At first, I thought that this was appropriate since if you typed D, then Dog and Dragon would be displayed while the C option group disappeared, implying what was expected workflow wise. Expanding from there, if the user typed Dr, Dog would follow C and disappear since it no longer complied with the conditional statement. It was a to-the-point example which I thought carried the concept across in this StackBlitz fork I had done.

Kristiyan, one of the maintainers of Angular Material, requested that instead of using this dataset, I use the United States (or a bigger data set), so that the users and document readers could play with the example and see more results being filtered down, brought back, or removed from the criteria entirely. It made sense, why demo a filterable list with only four elements when you could with fifty elements instead? I forked my original StackBlitz and then updated the data list to the new topic. I learned few items from this task which I’ve listed below, and if you want to see the final StackBlitz, you can find it here.
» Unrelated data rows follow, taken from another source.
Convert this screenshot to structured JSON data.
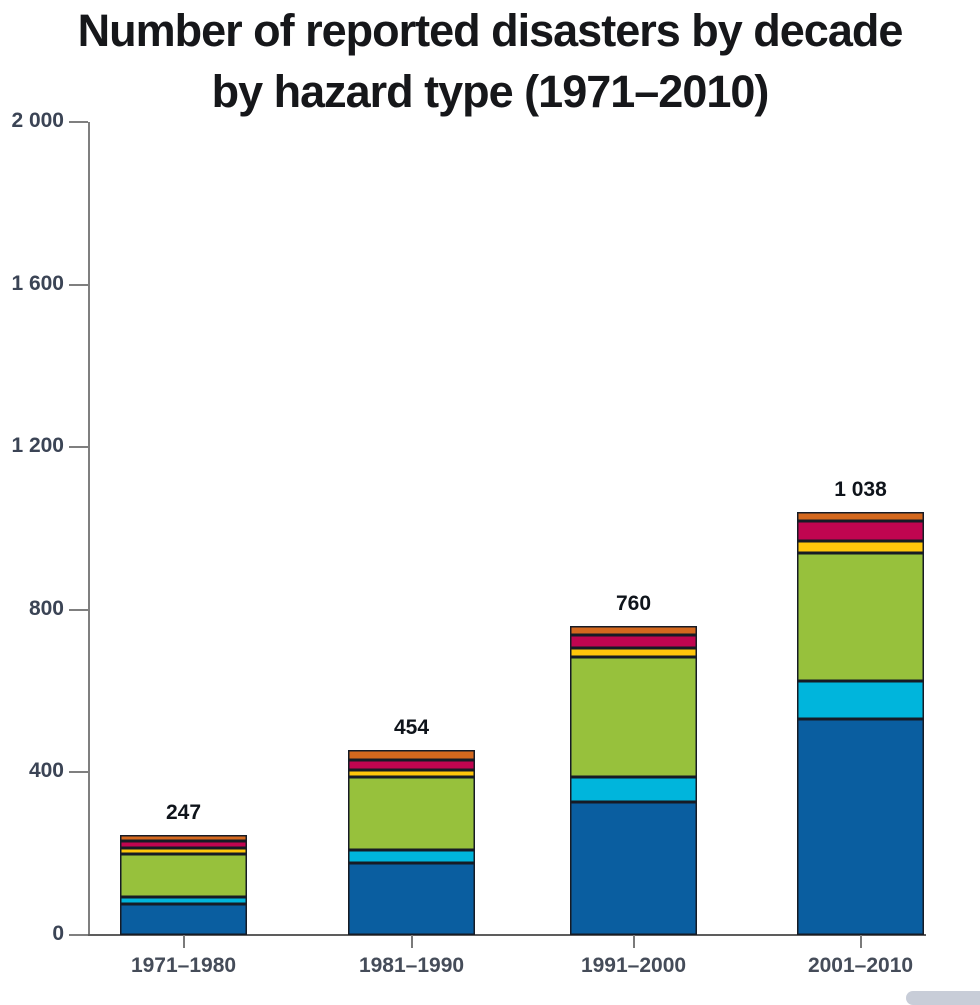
{
  "title": {
    "line1": "Number of reported disasters by decade",
    "line2": "by hazard type (1971–2010)"
  },
  "chart_data": {
    "type": "bar",
    "stacked": true,
    "title": "Number of reported disasters by decade by hazard type (1971–2010)",
    "xlabel": "",
    "ylabel": "",
    "ylim": [
      0,
      2000
    ],
    "grid": false,
    "legend": "none",
    "categories": [
      "1971–1980",
      "1981–1990",
      "1991–2000",
      "2001–2010"
    ],
    "totals": [
      "247",
      "454",
      "760",
      "1 038"
    ],
    "yticks": [
      "0",
      "400",
      "800",
      "1 200",
      "1 600",
      "2 000"
    ],
    "series": [
      {
        "name": "dark-blue-segment",
        "color": "#0a5ea0",
        "values": [
          77,
          176,
          327,
          531
        ]
      },
      {
        "name": "cyan-segment",
        "color": "#00b5dc",
        "values": [
          18,
          32,
          62,
          93
        ]
      },
      {
        "name": "green-segment",
        "color": "#97c13c",
        "values": [
          106,
          180,
          295,
          314
        ]
      },
      {
        "name": "yellow-segment",
        "color": "#ffc60b",
        "values": [
          15,
          16,
          22,
          30
        ]
      },
      {
        "name": "crimson-segment",
        "color": "#c00550",
        "values": [
          16,
          25,
          32,
          49
        ]
      },
      {
        "name": "orange-segment",
        "color": "#d4681e",
        "values": [
          15,
          25,
          22,
          21
        ]
      }
    ],
    "colors": {
      "axis": "#7f7f7f",
      "baseline": "#5d5d5d",
      "bar_outline": "#161b25",
      "title_text": "#16171a",
      "tick_label_text": "#3b4455"
    }
  }
}
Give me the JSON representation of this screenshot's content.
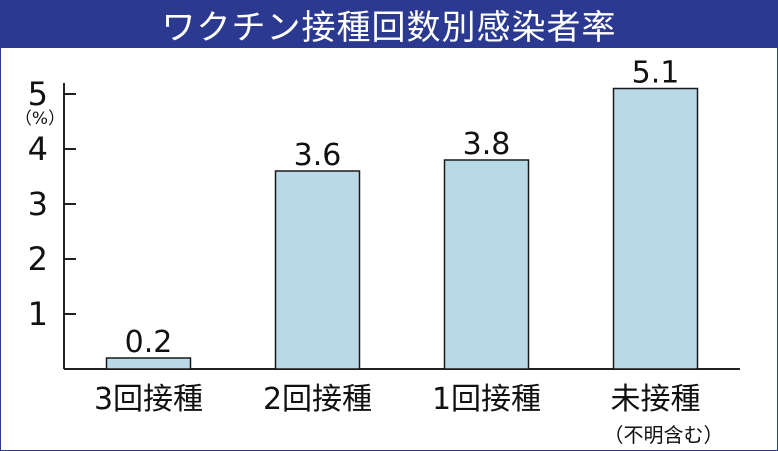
{
  "title": "ワクチン接種回数別感染者率",
  "chart_data": {
    "type": "bar",
    "title": "ワクチン接種回数別感染者率",
    "categories": [
      "3回接種",
      "2回接種",
      "1回接種",
      "未接種"
    ],
    "category_notes": [
      "",
      "",
      "",
      "（不明含む）"
    ],
    "values": [
      0.2,
      3.6,
      3.8,
      5.1
    ],
    "value_labels": [
      "0.2",
      "3.6",
      "3.8",
      "5.1"
    ],
    "ylabel": "（%）",
    "ylim": [
      0,
      5.2
    ],
    "yticks": [
      1,
      2,
      3,
      4,
      5
    ],
    "grid": false,
    "bar_color": "#b9d9e7",
    "bar_stroke": "#1a1a1a"
  }
}
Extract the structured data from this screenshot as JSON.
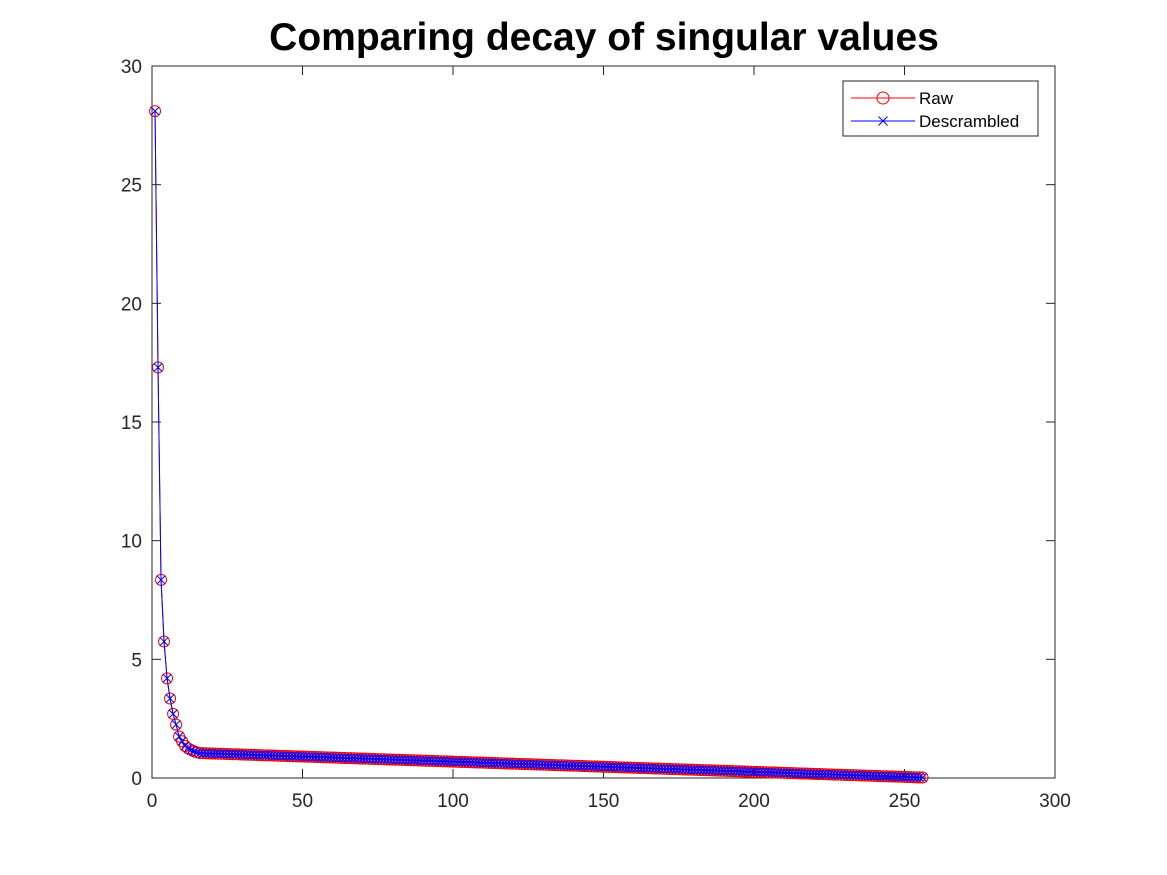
{
  "chart_data": {
    "type": "line",
    "title": "Comparing decay of singular values",
    "xlabel": "",
    "ylabel": "",
    "xlim": [
      0,
      300
    ],
    "ylim": [
      0,
      30
    ],
    "xticks": [
      "0",
      "50",
      "100",
      "150",
      "200",
      "250",
      "300"
    ],
    "yticks": [
      "0",
      "5",
      "10",
      "15",
      "20",
      "25",
      "30"
    ],
    "grid": false,
    "legend_position": "top-right",
    "head_values": [
      28.1,
      17.3,
      8.35,
      5.75,
      4.2,
      3.35,
      2.7,
      2.25,
      1.75,
      1.55,
      1.35,
      1.25,
      1.18,
      1.12,
      1.08
    ],
    "tail": {
      "from_index": 16,
      "to_index": 256,
      "start_value": 1.05,
      "end_value": 0.02
    },
    "series": [
      {
        "name": "Raw",
        "color": "#ff0000",
        "marker": "circle-icon"
      },
      {
        "name": "Descrambled",
        "color": "#0000ff",
        "marker": "cross-icon"
      }
    ]
  }
}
  • The USA has 50 states (yay geography teachings!)
  • Compared to Letters D, F, G, H, L, P, R, and U which have a single state, M and N have a damn huge number of states. An unbalanced amount if I may say so. 16 damn states between the two, which is double the amount per letter of the other set.
  • I really don’t know my geography (Jack can attest to this, who enjoys pointing out this flaw when ever we somehow brought up travel).
  • This is a much better example, both in content and concept. Filtering through states seems like such a common use case for some compared to sorting through 4 separate animals. It’s tangible, relatable.

Integrating Prettier Into More Workflows

I heard of the Prettier formatter a few months ago while working on a school project, and never really thought of how valuable it would be until after this small bit of debacle. It made me think, how much time is wasted on formatting per commit and how we spend N amount of time trying to correct it. Why not let the machine format or warn of bad formatting prior to the git commit so that everything which goes through the wire is already in the best state. I wonder this not for just Angular Material, but ALL established projects which has hundreds of contributors or more. The current offerings by such a formatter is impressive, but I was equally impressed with the upcoming support for Python, Swift, and Java. Likewise, all of the major editors are already supported (Atom, Emacs, Sublime Text, Vim, Visual Studio, VS Code, IntelliJ Platform).

Next?

Currently, both of the issues I intended to tackle for this release have pull requests by yours truly, and both pull requests have some E2E issues which I’m addressing in between writing this article. You can follow both issues here:

I really wanted to snag a third small item into the list, but time was not on my side for the past two weeks with other items and priorities had to be addressed firstly. At this rate, my current plan of attack for the final release (damn time is moving quick) is to pick similar sized issues which can be done in a few hours, and see how many are possible with valid fixes, good code, and not breaking every possible end to end test I can imagine.